Since 2002, Martinez and other WCS researchers have undertaken studies aimed at the rediscovery and ecology of the Olalla’s titi monkey and the Beni titi monkey, in order to plan actions for their conservation. Due to these investigations, it is now known that the lucachis are monogamous; live in small families; measure up to 75 cm long (including their tails); demarcate their territories by means of very characteristic vocalizations; and feed mainly on fruits and supplementing their diet with leaves, flowers and insects. It was also established that they only inhabit forest islands in the vicinity of the Yacuma River in the municipalities of Reyes, Santa Rosa and San Borja (Beni).

Martinez, a Bolivian biologist with a Masters in Primate Conservation from the Oxford Brookes University in the United Kingdom, has worked for WCS since 2004, leading primate field research efforts in the Greater Madidi-Tambopata Landscape, concentrating on promoting the conservation of both endemic titi monkeys. Martinez created and now leads the Bolivian Primatology Network, which aims to increase research and conservation work on primates in Bolivia.

Said Rob Wallace, a senior conservation scientist for WCS’s Amazon-Andes-Orinoquia Program, “Jesus is an outstanding conservationist and well deserving of the Charles Southwick Conservation Education Commitment Award. He is a dedicated scientist who has embraced the need to engage with and develop longstanding, meaningful and results-driven relationships with a diversity of local people and organizations in order to achieve conservation successes for both endemic titi monkeys. His work will ensure progress for many generations to come to prevent the extinction of these species important to the ecological and cultural heritage of Bolivia.”

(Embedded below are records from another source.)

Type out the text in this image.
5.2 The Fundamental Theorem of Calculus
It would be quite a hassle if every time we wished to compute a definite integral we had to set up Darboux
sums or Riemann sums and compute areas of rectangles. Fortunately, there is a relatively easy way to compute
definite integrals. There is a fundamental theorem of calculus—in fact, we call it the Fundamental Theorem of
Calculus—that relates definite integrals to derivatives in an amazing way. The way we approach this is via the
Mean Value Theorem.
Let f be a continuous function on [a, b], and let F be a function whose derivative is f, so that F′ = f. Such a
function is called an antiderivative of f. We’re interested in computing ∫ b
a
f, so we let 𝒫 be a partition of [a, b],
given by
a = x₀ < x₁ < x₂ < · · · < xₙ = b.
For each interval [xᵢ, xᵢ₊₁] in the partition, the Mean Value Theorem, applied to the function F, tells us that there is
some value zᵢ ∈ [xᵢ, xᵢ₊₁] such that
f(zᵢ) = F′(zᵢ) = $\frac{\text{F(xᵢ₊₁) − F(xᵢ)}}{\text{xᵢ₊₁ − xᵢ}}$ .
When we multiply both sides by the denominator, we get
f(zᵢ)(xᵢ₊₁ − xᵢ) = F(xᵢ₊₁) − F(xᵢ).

Fragmented and reduced habitats are contributing to the vulnerability of both species. With a population that does not exceed 20,000 specimens, the Beni titi monkey is considered Endangered. And the situation of the Olalla’s titi monkey is even more worrying. With a population of just 2,855 individuals, they are Critically Endangered. For this reason, the IUCN has cataloged them among the 25 most endangered primates on the planet.

Martinez’s work has been key to actions aimed at strengthening ecological values ​​in the local population and promoting attitude changes in favor of the natural environment. In this process, carrying out environmental education activities in schools was strategic, targeting students, who are in a receptive age to new knowledge and to incorporate it into their future lives. These educational efforts have ensured that local authorities and communities have a greater appreciation of the importance of preserving these primates, whose survival is closely linked to the conservation of the habitats that shelter them. A clear example of this has been the creation of the municipal protected areas Pampas del Yacuma (616,453 ha, in Santa Rosa) and Rhukanrhuka (859,451 ha, in Reyes) in which the lucachis are conservation priorities.